The primary RTK targets are important driving forces in angiogenesis, implicated in the ability of tumors to overcome hypoxia following angiogenesis inhibition. XL184 combines anti- MET activity with inhibition of additional targets such as VEGFR, inhibiting growth and metastasis of tumor cells. Tumor shrinkages and decreased pain levels have been dramatic.

After screening, patients will answer pain/analgesia questionnaires for at least four of seven days before receiving the first dose of study drug on Week one Day one. Thereafter, the patient will return to SCCA every three weeks for study visits, with a bone scan and CT or MRI done every six weeks at SCCA. The study treatment period will last until progression or unacceptable toxicity occurs. Patients will be required to contact a centralized call center to report pain status and analgesia use prior to every six weeks for at least four out of seven consecutive days.

Investigator: Celestia Higano, MD 

New hormonal therapy in testing for late-stage prostate cancer

By Bruce Montgomery, MD
Radiation therapy combined with hormone suppression is a standard approach for treatment of intermediate and high risk prostate cancer, providing better survival outcomes compared to radiation or hormone suppression alone.[1] Data just published in the New England Journal of Medicine shows that androgen deprivation resulted in a better cure rate for men with intermediate stage and grade prostate cancer, yielding radiosensitization to radiation effects.

Abiraterone (Zytiga) is a new class of hormonal agent designed to more effectively suppress testosterone in the blood and cancer, lowering serum and tissue testosterone levels below those achieved with standard hormonal therapy. The drug works to directly inhibit the process of steroidogenesis by inhibiting the enzyme CYP17 in the adrenal gland and tumor tissue itself. The drug builds on work performed at the University of Washington and Fred Hutchinson Cancer Research Center that shows that prostate cancer can become resistant by producing its own hormones in response to hormone deprivation with standard LHRH antagonists.[2, 3]

Abiraterone improved survival in men with very advanced prostate cancer that was resistant to standard hormonal therapy and chemotherapy, demonstrating that hormone production by the cancer is a relevant mechanism of progression.[4] An ongoing study at SCCA and University of Washington is testing the effects of abiraterone with radiation therapy for men who are candidates for radiation with hormonal therapy.

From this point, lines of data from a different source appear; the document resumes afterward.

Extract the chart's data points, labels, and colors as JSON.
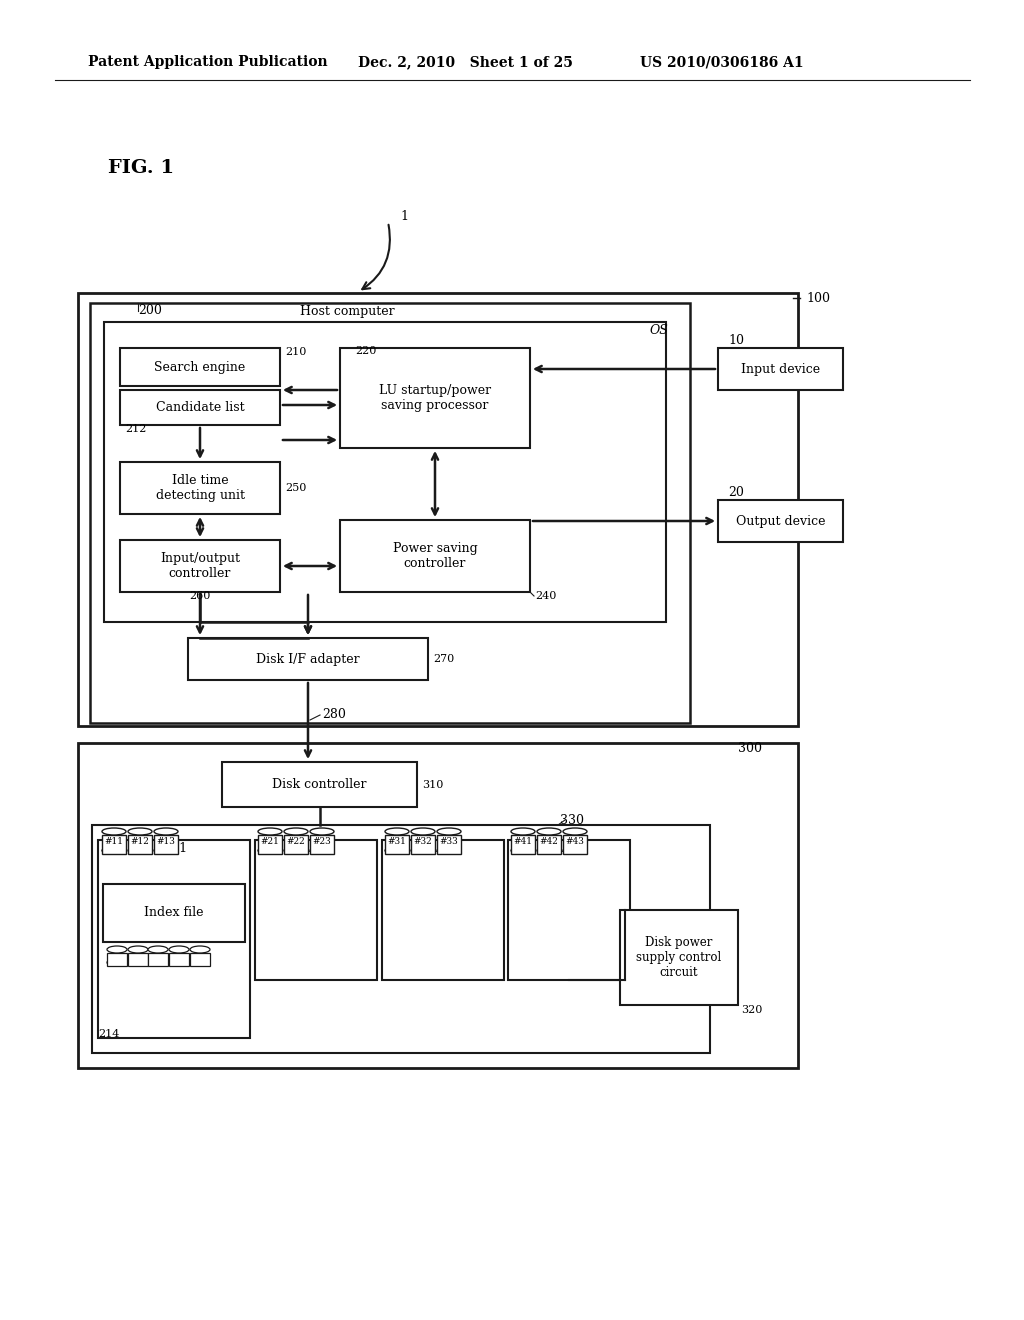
{
  "bg_color": "#ffffff",
  "header_left": "Patent Application Publication",
  "header_mid": "Dec. 2, 2010   Sheet 1 of 25",
  "header_right": "US 2010/0306186 A1",
  "fig_label": "FIG. 1",
  "box_search_engine": "Search engine",
  "box_candidate_list": "Candidate list",
  "box_lu_startup": "LU startup/power\nsaving processor",
  "box_idle_time": "Idle time\ndetecting unit",
  "box_io_controller": "Input/output\ncontroller",
  "box_power_saving": "Power saving\ncontroller",
  "box_disk_if": "Disk I/F adapter",
  "box_disk_controller": "Disk controller",
  "box_input_device": "Input device",
  "box_output_device": "Output device",
  "box_index_file": "Index file",
  "box_disk_power": "Disk power\nsupply control\ncircuit",
  "box_host_computer": "Host computer",
  "box_os": "OS",
  "disk_labels": [
    "#11",
    "#12",
    "#13",
    "#21",
    "#22",
    "#23",
    "#31",
    "#32",
    "#33",
    "#41",
    "#42",
    "#43"
  ]
}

The primary aims of the study are to evaluate the safety of radiation with abiraterone, and to assess the effects of abiraterone on prostate cancer hormone levels.

Providing more effective hormonal therapy early in the course of treatment may improve both local and systemic control of the disease.

Phase II Trial of Radiation with Androgen Deprivation (RAD): Abiraterone Acetate, Prednisone and LHRH Agonist Prior to and Concurrent with Radiation Therapy. 7048. NCT01023061

Contact Robyn Haaf, RN at (206) 667-5974, Bruce Montgomery, MD, pager (206) 559-5058, or Ken Russell, MD (206) 288-7100 for more information.

1. Bolla M, Collette L, Blank L, Warde P, Dubois JB, Mirimanoff RO, Storme G, Bernier J, Kuten A, Sternberg C et al: Long-term results with immediate androgen suppression and external irradiation in patients with locally advanced prostate cancer (an EORTC study): a phase III randomised trial. Lancet 2002, 360(9327):103-106.

2. Mostaghel EA, Page ST, Lin DW, Fazli L, Coleman IM, True LD, Knudsen B, Hess DL, Nelson CC, Matsumoto AM et al: Intraprostatic androgens and androgen-regulated gene expression persist after testosterone suppression: therapeutic implications for castration-resistant prostate cancer. Cancer Res 2007, 67(10):5033-5041.

3. Montgomery RB, Mostaghel EA, Vessella R, Hess DL, Kalhorn TF, Higano CS, True LD, Nelson PS: Maintenance of intratumoral androgens in metastatic prostate cancer: a mechanism for castration-resistant tumor growth. Cancer Res 2008, 68(11):4447-4454.

4. de Bono JS, Logothetis CJ, Molina A, Fizazi K, North S, Chu L, Chi KN, Jones RJ, Goodman OB, Jr., Saad F et al: Abiraterone and increased survival in metastatic prostate cancer. N Engl J Med 2011, 364(21):1995-2005.